Mesenchymal Wnt/ß-catenin signaling induces Wnt and BMP antagonists in dental epithelium.

Previous studies indicated that the elevated mesenchymal Wnt/ß-catenin signaling deprived dental mesenchyme of odontogenic fate. By utilizing ex vivo or pharmacological approaches, Wnt/ß-catenin signaling in the developing dental mesenchyme was suggested to suppress the odontogenic fate by disrupting the balance between Axin2 and Runx2. In our study, the Osr2-creKI; Ctnnb1ex3f mouse was used to explore how mesenchymal Wnt/ß-catenin signaling suppressed the odontogenic fate in vivo. We found that all of the incisor and half of the molar germs of Osr2-creKI; Ctnnb1ex3fmice started to regress at E14.5 and almost disappeared at birth. The expression of Fgf3 and Msx1 was dramatically down-regulated in the E14.5 Osr2-creKI; Ctnnb1ex3f incisor and molar mesenchyme, while Runx2transcription was only diminished in incisor mesenchyme. Intriguingly, in the E14.5 Osr2-creKI; Ctnnb1ex3f incisor epithelium, the expression of Noggin was activated, while Shh was abrogated. Similarly, the Wnt and BMP antagonists, Ectodin and Noggin were also ectopically activated in the E14.5 Osr2-creKI; Ctnnb1ex3f molar epithelium. Recombination of E13.5 Osr2-creKI; Ctnnb1ex3f molar mesenchyme with E10.5 and E13.5 WT dental epithelia failed to develop tooth. Taken together, the mesenchymal Wnt/ß-catenin signaling resulted in the loss of odontogenic fate in vivo not only by directly suppressing odontogenic genes expression but also by inducing Wnt and BMP antagonists in dental epithelium.

Persistent Wnt/ß-catenin signaling in mouse epithelium induces the ectopic Dspp expression in cheek mesenchyme.

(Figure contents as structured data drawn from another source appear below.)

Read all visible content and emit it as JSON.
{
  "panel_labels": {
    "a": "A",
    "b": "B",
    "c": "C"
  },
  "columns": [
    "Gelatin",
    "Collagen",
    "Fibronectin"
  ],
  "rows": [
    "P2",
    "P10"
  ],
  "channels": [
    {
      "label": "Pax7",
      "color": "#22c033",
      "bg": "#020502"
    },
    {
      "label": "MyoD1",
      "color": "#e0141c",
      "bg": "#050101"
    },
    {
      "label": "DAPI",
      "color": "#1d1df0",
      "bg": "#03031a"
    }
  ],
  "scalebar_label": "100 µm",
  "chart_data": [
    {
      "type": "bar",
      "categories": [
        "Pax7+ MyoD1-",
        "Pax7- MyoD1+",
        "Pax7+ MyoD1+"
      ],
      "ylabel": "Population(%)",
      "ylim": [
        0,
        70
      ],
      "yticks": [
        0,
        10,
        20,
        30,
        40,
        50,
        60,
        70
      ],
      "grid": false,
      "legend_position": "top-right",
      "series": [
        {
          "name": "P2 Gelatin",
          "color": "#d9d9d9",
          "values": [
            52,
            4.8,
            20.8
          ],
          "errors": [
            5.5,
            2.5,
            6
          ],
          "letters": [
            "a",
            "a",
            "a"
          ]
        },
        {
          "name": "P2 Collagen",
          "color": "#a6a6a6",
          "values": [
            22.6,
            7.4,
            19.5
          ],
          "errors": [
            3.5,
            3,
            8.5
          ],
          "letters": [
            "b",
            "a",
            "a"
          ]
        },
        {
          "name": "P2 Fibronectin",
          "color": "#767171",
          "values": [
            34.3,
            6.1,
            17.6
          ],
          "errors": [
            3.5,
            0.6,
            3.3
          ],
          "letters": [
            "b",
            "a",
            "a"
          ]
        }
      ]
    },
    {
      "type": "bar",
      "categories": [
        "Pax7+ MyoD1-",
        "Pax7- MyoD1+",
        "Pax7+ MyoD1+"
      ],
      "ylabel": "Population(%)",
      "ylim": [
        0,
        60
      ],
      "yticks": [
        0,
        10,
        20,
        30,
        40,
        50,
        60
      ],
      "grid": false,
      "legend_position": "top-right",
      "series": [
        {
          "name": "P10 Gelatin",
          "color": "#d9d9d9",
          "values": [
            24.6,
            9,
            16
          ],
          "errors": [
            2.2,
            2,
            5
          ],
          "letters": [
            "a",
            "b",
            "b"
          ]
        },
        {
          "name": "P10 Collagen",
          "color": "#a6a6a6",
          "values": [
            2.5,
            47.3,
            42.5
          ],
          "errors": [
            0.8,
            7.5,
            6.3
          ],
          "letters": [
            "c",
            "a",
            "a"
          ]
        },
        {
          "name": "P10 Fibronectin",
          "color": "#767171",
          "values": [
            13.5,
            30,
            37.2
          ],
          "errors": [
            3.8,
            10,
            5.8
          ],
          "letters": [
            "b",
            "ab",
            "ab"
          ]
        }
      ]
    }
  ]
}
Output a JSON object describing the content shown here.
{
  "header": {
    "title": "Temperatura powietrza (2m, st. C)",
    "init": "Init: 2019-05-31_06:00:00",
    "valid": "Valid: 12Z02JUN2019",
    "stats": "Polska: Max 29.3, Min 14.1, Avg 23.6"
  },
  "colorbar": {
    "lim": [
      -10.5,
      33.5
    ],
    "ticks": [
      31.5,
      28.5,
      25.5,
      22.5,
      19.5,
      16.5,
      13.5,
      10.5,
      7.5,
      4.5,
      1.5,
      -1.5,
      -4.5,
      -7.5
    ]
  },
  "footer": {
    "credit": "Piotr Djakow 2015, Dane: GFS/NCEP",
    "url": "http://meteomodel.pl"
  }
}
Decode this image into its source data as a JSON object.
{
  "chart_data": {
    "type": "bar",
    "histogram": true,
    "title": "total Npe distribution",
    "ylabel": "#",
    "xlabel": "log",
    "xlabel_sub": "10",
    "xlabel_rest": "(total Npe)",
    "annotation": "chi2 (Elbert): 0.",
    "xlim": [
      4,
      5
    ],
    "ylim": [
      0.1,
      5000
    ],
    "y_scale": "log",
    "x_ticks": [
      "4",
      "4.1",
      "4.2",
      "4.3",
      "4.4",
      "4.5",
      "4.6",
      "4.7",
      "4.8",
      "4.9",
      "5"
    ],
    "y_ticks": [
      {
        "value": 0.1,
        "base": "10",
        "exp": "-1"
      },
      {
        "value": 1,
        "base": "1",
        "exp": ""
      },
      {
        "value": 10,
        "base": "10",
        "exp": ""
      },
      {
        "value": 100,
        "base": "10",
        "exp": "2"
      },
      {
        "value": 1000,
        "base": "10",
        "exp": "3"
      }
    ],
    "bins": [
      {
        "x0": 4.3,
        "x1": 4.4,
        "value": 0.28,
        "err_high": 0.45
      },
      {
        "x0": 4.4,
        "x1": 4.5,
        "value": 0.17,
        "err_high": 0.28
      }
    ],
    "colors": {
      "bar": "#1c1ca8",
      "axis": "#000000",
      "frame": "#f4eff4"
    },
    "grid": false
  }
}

Tooth development is accomplished by a series of epithelial-mesenchyme interactions. Epithelial Wnt/ß-catenin signaling is sufficient to initiate tooth development by activating Shh, Bmps, Fgfs and Wnts in dental epithelium, which in turn, triggered the expression of odontogenic genes in the underlying mesenchyme. Although constitutive activation of Wnt/ß-catenin signaling in oral ectoderm resulted in the continuous tooth formation throughout the life span, if the epithelial Wnt/ß-catenin signaling could induce the mesenchyme other than oral mesenchyme still required to be elucidated. In this study, we found that in the K14-cre; Ctnnb1ex3f mice, the markers of dental epithelium, such as Pitx2, Shh, Bmp2, Fgf4, and Fgf8, were not only activated in the oral ectoderm, but also in the cheek epithelium. Surprisingly, the underlying cheek mesenchymal cells were elongated and expressed Dspp. Further investigations detected that the expression of Msx1 and Runx2 extended from oral to cheek mesenchyme. These findings suggested that epithelial Wnt/ß-catenin signaling was capable of inducing Dspp expression in non-dental mesenchyme. Moreover, Dspp expression in the K14-cre; Ctnnb1ex3f oral mesenchyme was activated earlier than that in the wild type littermates. In contrast, although the elongated oral epithelial cells were detected in the K14-cre; Ctnnb1ex3f mice, the Amelogenin expression was suppressed. The differential effects of the persistent epithelial Wnt/ß-catenin signaling on ameloblast and odontoblast differentiation might result from the altered BMP signaling. In summary, our findings suggested that the epithelial Wnt/ß-catenin signaling could induce craniofacial mesenchyme into odontogenic program and promote odontoblast differentiation.